Salutation

Flavian was not an especially good writer to begin with and he was completely blocked when it came time to respond to Astrid by writing on the exquisite card he’d selected at the Paper Heron.

Clearly the time had come. But his brain was like a stone. He didn’t even like the sound of “Dear Astrid.” It sounded too presumptuous. Yet, if he dropped the “dear” part of the salutation, this would be conspicuous by its absence and, thus, he would risking offending her without at all intending to offend her. It was hopeless. So he tried to move past it. He would try to begin with the body of the message and leave the salutation for later, for a consult with Chellis.

He was not ready to actually touch the card. What was at hand was a brand new legal-sized, yellow pad which gave him the sense that he had elbow room to sketch out his message, whatever that was going to be.
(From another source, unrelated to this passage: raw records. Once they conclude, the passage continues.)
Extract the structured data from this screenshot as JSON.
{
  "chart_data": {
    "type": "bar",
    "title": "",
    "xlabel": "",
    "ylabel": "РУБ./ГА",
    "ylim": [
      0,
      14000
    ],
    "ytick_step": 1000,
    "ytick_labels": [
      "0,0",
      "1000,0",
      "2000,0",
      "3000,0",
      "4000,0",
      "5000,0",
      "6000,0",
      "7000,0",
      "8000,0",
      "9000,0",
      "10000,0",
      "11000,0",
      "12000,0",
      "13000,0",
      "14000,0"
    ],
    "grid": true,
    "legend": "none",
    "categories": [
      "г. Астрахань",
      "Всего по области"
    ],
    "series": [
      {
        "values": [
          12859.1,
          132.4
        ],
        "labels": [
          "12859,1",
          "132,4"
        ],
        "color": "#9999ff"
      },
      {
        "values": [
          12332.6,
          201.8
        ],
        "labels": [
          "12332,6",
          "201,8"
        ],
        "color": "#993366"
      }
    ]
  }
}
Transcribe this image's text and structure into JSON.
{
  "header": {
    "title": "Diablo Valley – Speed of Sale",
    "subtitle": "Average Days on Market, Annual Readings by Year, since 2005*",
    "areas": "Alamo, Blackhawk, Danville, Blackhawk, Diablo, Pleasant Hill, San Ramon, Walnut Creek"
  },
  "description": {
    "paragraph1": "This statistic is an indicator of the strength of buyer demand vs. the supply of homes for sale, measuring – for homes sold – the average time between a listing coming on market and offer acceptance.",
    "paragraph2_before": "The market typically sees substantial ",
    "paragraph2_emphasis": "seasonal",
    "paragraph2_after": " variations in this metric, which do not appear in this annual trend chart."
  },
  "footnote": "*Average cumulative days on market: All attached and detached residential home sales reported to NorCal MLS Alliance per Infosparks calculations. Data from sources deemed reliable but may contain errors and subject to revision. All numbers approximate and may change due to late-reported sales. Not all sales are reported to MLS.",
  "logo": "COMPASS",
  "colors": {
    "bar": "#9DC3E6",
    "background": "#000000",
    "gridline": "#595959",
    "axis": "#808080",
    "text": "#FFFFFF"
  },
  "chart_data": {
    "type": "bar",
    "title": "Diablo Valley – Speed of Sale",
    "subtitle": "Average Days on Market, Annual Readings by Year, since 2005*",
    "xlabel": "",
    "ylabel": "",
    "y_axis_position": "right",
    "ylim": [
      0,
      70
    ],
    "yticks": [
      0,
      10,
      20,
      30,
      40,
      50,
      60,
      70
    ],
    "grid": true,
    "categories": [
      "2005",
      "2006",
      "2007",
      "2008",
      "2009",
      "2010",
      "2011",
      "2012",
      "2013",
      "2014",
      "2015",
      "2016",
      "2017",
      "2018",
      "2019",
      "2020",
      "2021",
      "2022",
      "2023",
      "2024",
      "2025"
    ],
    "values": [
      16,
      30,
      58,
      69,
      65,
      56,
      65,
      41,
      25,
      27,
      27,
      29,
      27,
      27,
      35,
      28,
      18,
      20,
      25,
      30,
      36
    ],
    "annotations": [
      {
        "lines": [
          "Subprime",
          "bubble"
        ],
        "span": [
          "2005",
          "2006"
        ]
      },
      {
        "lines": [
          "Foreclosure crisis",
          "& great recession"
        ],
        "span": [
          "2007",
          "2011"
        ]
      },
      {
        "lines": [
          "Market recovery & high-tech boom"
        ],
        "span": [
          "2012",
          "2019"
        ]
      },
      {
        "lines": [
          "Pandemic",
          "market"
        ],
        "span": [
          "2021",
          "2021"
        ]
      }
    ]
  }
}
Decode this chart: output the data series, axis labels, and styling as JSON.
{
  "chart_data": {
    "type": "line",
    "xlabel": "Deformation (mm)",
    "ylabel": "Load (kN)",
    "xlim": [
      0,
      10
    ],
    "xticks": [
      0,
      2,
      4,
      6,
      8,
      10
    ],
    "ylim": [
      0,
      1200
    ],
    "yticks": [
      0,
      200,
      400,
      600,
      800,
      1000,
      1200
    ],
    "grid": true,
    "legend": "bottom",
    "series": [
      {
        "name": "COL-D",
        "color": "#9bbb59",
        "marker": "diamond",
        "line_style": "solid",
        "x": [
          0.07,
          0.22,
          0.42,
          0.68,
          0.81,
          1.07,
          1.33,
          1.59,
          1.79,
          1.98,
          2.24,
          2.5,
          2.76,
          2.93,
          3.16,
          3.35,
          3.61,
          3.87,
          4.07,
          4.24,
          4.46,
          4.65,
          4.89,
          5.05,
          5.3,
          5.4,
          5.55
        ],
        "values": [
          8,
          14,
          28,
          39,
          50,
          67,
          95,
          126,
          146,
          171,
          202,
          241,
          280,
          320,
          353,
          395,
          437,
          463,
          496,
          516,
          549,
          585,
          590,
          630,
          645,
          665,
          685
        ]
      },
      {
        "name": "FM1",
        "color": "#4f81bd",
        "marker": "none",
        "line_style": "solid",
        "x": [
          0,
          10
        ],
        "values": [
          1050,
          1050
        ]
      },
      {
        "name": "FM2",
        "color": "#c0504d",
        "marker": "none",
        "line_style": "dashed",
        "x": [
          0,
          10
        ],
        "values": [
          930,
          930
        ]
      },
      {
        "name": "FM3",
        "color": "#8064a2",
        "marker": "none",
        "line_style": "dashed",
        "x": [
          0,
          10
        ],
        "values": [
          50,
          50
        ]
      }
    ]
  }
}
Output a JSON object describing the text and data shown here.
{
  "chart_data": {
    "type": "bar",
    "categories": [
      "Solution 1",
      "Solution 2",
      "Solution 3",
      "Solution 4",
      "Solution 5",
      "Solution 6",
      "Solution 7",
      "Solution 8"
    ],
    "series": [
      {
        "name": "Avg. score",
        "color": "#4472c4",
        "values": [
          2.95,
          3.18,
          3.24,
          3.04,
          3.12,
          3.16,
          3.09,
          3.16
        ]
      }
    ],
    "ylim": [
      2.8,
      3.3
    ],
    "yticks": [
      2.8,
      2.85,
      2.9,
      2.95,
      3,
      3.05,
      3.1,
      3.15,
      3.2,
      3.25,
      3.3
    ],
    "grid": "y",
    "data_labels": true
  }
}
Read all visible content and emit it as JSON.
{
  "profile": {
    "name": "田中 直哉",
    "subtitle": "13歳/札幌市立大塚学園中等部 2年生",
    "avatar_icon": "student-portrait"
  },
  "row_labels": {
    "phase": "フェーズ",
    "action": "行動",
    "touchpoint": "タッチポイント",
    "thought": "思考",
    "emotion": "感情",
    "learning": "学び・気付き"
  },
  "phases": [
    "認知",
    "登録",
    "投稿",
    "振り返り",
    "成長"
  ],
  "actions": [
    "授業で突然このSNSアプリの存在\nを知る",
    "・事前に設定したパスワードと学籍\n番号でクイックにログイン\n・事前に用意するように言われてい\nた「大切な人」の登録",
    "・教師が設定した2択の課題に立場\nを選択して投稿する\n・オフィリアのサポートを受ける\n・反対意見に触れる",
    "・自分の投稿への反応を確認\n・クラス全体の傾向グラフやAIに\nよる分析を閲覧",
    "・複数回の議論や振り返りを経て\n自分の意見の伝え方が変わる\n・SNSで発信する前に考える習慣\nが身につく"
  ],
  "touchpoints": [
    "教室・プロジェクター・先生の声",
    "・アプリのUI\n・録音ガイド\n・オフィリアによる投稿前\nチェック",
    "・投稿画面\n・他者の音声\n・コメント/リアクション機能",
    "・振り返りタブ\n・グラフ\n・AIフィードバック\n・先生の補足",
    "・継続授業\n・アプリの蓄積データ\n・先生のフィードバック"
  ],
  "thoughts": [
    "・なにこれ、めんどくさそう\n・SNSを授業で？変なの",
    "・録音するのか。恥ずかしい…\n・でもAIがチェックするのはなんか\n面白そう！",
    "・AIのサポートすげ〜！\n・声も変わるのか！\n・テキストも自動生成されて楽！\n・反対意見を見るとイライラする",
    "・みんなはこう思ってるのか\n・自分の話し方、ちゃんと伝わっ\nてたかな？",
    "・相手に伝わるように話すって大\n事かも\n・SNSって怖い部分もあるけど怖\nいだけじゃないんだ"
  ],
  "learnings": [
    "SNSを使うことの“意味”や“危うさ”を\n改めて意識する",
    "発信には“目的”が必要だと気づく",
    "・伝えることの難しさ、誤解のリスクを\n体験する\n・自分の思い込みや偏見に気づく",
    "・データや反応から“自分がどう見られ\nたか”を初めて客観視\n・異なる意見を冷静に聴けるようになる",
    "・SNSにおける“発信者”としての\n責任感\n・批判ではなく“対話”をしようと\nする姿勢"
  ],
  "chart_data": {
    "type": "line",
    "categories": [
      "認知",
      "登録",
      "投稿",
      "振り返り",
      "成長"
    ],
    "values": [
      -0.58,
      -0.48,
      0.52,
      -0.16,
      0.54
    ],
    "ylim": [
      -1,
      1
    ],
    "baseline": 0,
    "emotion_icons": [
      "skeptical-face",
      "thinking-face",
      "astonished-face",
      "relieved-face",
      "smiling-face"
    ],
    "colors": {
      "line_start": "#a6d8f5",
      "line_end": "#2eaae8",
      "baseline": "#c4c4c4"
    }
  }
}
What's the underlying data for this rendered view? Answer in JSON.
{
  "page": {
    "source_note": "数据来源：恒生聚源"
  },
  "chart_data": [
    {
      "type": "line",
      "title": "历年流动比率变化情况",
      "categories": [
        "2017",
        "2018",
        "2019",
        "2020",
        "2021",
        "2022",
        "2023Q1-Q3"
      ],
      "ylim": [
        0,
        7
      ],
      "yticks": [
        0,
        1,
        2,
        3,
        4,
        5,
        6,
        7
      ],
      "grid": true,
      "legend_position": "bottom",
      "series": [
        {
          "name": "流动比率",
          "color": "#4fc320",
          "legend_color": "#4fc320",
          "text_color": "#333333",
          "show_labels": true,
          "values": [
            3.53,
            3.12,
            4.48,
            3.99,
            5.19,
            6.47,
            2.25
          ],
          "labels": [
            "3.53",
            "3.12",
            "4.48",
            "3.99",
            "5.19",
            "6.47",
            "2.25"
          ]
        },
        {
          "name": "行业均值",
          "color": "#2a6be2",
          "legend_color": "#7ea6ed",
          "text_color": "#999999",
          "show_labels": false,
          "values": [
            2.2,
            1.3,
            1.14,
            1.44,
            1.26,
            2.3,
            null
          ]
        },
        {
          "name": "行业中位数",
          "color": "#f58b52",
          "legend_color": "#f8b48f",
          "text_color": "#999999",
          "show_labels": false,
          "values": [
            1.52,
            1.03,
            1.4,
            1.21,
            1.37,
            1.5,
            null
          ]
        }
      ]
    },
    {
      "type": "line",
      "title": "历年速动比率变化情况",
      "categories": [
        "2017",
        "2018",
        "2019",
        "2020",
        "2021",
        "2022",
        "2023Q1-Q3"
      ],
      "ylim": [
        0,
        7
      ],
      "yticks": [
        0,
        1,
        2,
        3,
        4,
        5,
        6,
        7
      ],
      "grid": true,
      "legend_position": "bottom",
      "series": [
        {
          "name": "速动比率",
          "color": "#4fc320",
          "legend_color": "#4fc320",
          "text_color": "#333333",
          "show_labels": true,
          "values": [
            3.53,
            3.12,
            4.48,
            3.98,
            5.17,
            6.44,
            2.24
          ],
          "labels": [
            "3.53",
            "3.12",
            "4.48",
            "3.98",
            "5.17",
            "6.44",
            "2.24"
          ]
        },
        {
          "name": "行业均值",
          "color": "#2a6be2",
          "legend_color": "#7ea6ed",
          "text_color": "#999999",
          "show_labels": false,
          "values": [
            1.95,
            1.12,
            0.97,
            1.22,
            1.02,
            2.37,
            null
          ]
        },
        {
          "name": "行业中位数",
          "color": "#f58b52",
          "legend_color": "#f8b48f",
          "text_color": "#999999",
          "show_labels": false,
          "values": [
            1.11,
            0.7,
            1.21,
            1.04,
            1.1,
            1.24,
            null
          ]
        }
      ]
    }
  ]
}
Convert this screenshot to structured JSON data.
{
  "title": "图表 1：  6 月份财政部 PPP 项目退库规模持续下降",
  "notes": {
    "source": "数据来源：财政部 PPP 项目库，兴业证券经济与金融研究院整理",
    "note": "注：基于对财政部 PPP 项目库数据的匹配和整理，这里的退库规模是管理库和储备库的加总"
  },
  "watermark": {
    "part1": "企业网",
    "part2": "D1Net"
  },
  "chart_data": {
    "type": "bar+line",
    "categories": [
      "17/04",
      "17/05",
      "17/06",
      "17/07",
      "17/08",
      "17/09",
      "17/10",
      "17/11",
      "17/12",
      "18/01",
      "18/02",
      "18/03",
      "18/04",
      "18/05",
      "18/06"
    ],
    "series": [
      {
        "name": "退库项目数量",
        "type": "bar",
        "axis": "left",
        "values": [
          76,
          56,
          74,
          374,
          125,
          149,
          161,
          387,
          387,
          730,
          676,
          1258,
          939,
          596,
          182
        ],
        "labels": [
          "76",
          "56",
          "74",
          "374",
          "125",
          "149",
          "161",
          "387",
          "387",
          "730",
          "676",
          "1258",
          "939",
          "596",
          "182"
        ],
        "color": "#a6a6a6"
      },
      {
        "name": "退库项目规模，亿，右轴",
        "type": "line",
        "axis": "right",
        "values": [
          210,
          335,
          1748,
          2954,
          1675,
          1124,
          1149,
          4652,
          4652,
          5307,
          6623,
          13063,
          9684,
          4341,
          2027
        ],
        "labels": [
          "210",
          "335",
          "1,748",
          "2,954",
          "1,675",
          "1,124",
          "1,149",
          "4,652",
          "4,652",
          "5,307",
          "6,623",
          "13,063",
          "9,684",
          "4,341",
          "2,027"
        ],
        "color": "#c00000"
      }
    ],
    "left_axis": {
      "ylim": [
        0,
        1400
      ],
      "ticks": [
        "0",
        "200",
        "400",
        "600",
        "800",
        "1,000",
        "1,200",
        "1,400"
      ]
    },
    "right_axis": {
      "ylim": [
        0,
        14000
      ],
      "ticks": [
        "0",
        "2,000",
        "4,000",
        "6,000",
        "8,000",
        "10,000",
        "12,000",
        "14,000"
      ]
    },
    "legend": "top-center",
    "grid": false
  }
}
The problem with the whole exercise is that it was far too direct. As a presence, Flavian much preferred to arrive in somebody’s luggage and angle his interjections in the same way that he was trying to bounce the crumpled up sheets of yellow paper off at least two walls on their way to the trash can by the door. That’s not something you can do in a greeting card. It’s one on one basketball. You and the paper.

The paper was winning.

“Do I have write this thing for you?” Chellis called to him from outside the room.

“Could you?” he yelled back.

“No. You’ve got to write it yourself,” she hollered back. “It’ll be good for you.”

Finally, after an hour and 23 minutes he thought he had something he could write on the card.

“I appreciate your kind consideration of me and your touching card. Perhaps we can share the cowboy hat. I often think of your smile when it rains.”

It was three sentences. And it had all but exhausted him.

Gardner blinked several times and laughed when Chellis read it to him.

“Could be worse,” she said. “Sometimes less is more. Maybe this is one of those times.”